Так я встретила своего мужа. Сколько бы парней не охотились за мной, я чувствовала, что чего-то не хватает. Разрывала отношения и шла дальше. Не хотелось напрасно обнадеживать кого-то, потому что я всегда знала, что это ни к чему не приведет. И вдруг друзья познакомили с парнем. Мы протянули друг другу руки, чтобы пожать их, и в одно мгновение все изменилось. В его теле текло столько энергии, мощной и властной, что я мгновенно подчинилась ей. В тот миг я поняла, что мне не хватало в других и что непреодолимо тянет меня к этому человеку.

И вновь это всеобъемлющее чувство, поглощающее с первого прикосновения. В меня проникала чужая сила, в которой хотелось раствориться, и это пугало. Я много раз жала руки, обнималась с мужчинами, друзьями и знакомыми, и никогда не загоралась так ослепительно. Единственное, о чем я могла думать сейчас, это заметил ли он. И почему он сам так резко выпустил мою руку? Или мне просто показалось?

Неловкое молчание затянулось, и я решила разбить тишину.

– Мы застряли?

– Похоже, – проговорил он тихо, боясь нарушать неожиданную тишину. Стихла музыка в кабине, стих мотор лифта, стихли наши голоса. – Но уверен, скоро все починят.

– Потому что ты – знаменитость? – съязвила я, пытаясь избавиться от наваждения и, возможно, оттолкнуть его.

Том посмотрел с упреком:

– Нет, потому что мы в отеле. И им нужны положительные отзывы. Поломка лифта – не лучший показатель, – а затем все же добавил. – И да, будет международный скандал.

Нет, похоже, у меня ничего не получилось.

– Надо, наверное, кому-то сообщить?

– Это точно.

Мы подошли к дисплею и стали изучать. Кнопка экстренной связи, естественно, оказалась красной. Том нажал ее и заговорил. Сказал, что мы застряли где-то в районе пятнадцатого этажа, для чего ему пришлось посмотреть на счетчик над дверьми. В ответ была тишина.

– Меня кто-нибудь слышит? Але! Мы тут застряли!

Тишина в динамике заставила его обернуться и с тревогой посмотреть на меня.

– У них же должны быть здесь камеры? Они же должны нас видеть, – ответила на его взгляд я, стараясь не поддаваться панике сразу.
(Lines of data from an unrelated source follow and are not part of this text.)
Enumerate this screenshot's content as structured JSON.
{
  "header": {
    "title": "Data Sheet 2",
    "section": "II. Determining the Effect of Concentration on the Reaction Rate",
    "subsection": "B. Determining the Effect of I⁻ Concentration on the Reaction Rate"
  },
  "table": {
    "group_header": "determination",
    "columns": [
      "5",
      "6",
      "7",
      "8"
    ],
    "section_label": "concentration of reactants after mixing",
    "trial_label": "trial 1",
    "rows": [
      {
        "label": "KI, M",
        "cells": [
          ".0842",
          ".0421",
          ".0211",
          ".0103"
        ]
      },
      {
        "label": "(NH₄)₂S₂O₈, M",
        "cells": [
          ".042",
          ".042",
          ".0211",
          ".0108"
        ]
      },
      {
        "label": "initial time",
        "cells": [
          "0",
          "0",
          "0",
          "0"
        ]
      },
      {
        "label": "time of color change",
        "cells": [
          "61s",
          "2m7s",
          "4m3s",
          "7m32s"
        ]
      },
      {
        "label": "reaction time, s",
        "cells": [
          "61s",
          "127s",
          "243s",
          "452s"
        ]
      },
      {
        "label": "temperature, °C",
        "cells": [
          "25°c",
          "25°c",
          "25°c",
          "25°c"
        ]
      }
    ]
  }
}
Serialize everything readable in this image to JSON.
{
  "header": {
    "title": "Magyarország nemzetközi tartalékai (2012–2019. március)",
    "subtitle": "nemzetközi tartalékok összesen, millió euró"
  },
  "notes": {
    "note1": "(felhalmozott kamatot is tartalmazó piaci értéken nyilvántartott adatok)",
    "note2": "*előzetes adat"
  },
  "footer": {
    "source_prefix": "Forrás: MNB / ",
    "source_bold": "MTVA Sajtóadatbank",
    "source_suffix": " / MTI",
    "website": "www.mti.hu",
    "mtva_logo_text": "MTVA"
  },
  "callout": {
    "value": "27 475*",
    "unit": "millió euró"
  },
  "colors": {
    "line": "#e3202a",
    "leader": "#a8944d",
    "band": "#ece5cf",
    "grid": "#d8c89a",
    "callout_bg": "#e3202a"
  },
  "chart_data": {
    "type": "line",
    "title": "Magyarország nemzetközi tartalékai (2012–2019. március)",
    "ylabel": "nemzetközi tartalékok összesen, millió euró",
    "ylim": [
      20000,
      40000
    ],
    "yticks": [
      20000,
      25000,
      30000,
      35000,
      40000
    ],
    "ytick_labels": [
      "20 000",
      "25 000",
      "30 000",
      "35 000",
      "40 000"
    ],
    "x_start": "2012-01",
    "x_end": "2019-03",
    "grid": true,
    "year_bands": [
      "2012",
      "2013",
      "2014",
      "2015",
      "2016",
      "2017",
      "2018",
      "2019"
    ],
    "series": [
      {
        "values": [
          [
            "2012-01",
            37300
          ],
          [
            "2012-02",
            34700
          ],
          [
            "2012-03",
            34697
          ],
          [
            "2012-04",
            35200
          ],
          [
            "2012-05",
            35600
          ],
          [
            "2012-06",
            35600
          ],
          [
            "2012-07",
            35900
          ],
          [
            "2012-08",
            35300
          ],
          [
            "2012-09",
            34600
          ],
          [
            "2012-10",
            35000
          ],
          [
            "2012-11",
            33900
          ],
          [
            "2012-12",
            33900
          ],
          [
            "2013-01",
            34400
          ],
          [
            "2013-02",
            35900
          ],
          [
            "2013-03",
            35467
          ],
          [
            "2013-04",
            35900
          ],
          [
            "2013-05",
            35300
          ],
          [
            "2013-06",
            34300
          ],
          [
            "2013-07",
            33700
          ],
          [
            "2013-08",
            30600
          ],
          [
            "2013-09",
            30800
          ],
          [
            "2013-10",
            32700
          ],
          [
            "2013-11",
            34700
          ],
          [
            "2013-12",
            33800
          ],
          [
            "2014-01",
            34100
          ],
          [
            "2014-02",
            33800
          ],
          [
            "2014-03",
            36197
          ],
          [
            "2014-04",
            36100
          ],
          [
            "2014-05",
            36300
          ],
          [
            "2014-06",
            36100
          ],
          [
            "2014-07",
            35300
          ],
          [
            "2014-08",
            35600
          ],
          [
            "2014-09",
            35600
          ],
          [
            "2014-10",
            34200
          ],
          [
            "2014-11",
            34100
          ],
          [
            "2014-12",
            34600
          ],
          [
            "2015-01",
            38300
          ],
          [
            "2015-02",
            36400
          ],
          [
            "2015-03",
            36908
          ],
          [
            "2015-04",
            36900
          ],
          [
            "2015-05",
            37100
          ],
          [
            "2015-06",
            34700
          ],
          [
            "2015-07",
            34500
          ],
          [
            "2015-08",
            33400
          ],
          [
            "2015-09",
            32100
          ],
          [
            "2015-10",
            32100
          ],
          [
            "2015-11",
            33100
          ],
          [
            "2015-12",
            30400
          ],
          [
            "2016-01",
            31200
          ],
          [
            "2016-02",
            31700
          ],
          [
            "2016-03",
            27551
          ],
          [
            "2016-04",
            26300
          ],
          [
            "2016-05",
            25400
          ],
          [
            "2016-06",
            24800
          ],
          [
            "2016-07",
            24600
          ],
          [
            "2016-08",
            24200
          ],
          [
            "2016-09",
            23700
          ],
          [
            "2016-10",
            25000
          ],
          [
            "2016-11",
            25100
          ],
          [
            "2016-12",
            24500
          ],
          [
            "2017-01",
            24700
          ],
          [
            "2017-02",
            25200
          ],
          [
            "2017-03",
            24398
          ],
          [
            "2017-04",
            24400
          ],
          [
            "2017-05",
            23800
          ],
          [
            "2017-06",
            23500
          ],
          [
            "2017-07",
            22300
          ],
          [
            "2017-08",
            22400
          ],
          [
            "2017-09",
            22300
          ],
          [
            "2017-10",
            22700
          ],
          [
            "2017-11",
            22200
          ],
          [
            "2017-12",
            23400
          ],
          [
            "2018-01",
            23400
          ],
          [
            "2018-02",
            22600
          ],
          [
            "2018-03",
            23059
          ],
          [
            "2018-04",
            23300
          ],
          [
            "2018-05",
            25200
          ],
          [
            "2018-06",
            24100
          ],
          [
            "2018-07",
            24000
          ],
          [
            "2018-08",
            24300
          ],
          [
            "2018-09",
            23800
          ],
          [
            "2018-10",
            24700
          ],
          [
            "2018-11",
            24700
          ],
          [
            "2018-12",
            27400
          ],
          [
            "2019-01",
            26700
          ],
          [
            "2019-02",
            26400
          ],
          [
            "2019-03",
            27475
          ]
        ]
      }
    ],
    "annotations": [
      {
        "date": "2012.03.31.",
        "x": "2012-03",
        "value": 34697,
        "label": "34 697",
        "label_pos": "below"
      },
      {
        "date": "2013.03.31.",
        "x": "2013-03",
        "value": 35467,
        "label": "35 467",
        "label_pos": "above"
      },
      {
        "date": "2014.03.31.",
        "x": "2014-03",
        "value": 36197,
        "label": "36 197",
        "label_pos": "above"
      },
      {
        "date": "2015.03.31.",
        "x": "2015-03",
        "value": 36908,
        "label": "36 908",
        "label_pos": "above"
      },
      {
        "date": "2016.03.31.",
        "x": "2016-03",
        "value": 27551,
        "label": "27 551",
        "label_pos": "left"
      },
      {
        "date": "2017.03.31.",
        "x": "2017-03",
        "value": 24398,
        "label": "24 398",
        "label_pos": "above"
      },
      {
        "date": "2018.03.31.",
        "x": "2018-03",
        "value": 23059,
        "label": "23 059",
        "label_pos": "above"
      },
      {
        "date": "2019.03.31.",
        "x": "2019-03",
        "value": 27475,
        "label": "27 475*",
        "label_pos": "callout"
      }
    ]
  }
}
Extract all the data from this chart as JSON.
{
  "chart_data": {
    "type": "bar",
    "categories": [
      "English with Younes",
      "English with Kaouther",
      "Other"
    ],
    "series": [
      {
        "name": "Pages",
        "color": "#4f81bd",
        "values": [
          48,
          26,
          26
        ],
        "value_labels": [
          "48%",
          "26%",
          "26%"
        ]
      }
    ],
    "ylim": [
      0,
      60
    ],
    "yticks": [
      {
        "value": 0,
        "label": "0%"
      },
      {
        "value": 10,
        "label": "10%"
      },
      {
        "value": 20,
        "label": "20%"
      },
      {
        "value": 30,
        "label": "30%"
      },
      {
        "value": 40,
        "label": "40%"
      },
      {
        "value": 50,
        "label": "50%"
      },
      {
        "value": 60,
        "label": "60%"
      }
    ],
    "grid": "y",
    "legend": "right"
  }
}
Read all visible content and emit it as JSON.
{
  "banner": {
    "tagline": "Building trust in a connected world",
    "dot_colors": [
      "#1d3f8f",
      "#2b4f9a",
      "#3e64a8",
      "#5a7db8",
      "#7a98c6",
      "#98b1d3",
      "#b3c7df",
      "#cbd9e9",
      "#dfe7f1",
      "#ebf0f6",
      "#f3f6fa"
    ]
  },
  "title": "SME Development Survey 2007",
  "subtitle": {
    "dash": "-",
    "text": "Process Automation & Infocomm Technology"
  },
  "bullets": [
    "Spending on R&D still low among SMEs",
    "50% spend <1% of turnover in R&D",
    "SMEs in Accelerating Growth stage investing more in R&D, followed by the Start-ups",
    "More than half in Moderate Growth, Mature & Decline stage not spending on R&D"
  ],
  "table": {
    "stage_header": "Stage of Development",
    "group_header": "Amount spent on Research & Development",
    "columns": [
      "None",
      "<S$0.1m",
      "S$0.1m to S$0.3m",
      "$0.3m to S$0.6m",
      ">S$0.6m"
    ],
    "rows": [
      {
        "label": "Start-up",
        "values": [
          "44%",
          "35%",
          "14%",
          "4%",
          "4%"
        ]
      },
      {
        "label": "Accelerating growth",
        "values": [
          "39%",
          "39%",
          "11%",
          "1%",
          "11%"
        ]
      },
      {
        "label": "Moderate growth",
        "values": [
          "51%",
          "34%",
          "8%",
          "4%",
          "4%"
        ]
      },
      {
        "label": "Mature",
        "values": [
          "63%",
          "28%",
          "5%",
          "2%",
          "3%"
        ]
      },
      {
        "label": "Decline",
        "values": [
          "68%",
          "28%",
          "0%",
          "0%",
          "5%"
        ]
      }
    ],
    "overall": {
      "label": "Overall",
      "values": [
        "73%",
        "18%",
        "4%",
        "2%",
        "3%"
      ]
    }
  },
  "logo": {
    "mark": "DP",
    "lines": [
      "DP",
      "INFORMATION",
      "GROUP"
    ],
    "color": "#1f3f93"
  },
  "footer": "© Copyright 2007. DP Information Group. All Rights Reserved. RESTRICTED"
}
Повторив все по-русски, стала осматривать верхние углы кабины, пока не нашла единственное приспособление, в которое могла быть встроена камера наблюдения. Я начала размахивать руками, чтобы привлечь внимание охранника, следившего за экранами. Если мы будем стоять неподвижно, то он не поймет, что что-то не так. Если он вообще там есть. Но я продолжала верить в правильность своих действий и показывала руками крест и пальцем на кнопки.

– Что ты делаешь?

– А на что это похоже? Подаю сигнал.

Том явно хотел пошутить и даже открыл для этого рот, но в этот момент в динамике щелкнуло, зашуршало, и к нам в кабину пробился мужской голос.

– Да-да. Мы вас видим. Проблема уже зафиксирована, мы уже работаем над восстановлением движения.

Я перевела Тому.

– Отличненько, – с долей облегчения ответил он мне. – А сколько это займет времени?

Я спросила.

– Пока невозможно назвать точно. Сохраняйте спокойствие, помощь идет, – торопливо произнес голос и отключился.

Прежде чем перевести, я натянула улыбку, посмотрела в предполагаемую камеру и показала большие пальцы.

Том догадался, что от меня отделались стандартными фразами и немного сник.

– Мы здесь надолго, засекай, – прошептал он, облокачиваясь на стену и складывая руки на груди.

– Думаешь?

– Ага. Он же сказал «мы» вместо «я»? – я кивнула. – Так и думал. Это защитная реакция – прятаться за условным «мы». Он паникует, а значит, там что-то серьезное, – интонационно он выделил слово «серьезное», и я зацепилась за это. От предчувствия сердце заторопилось жить.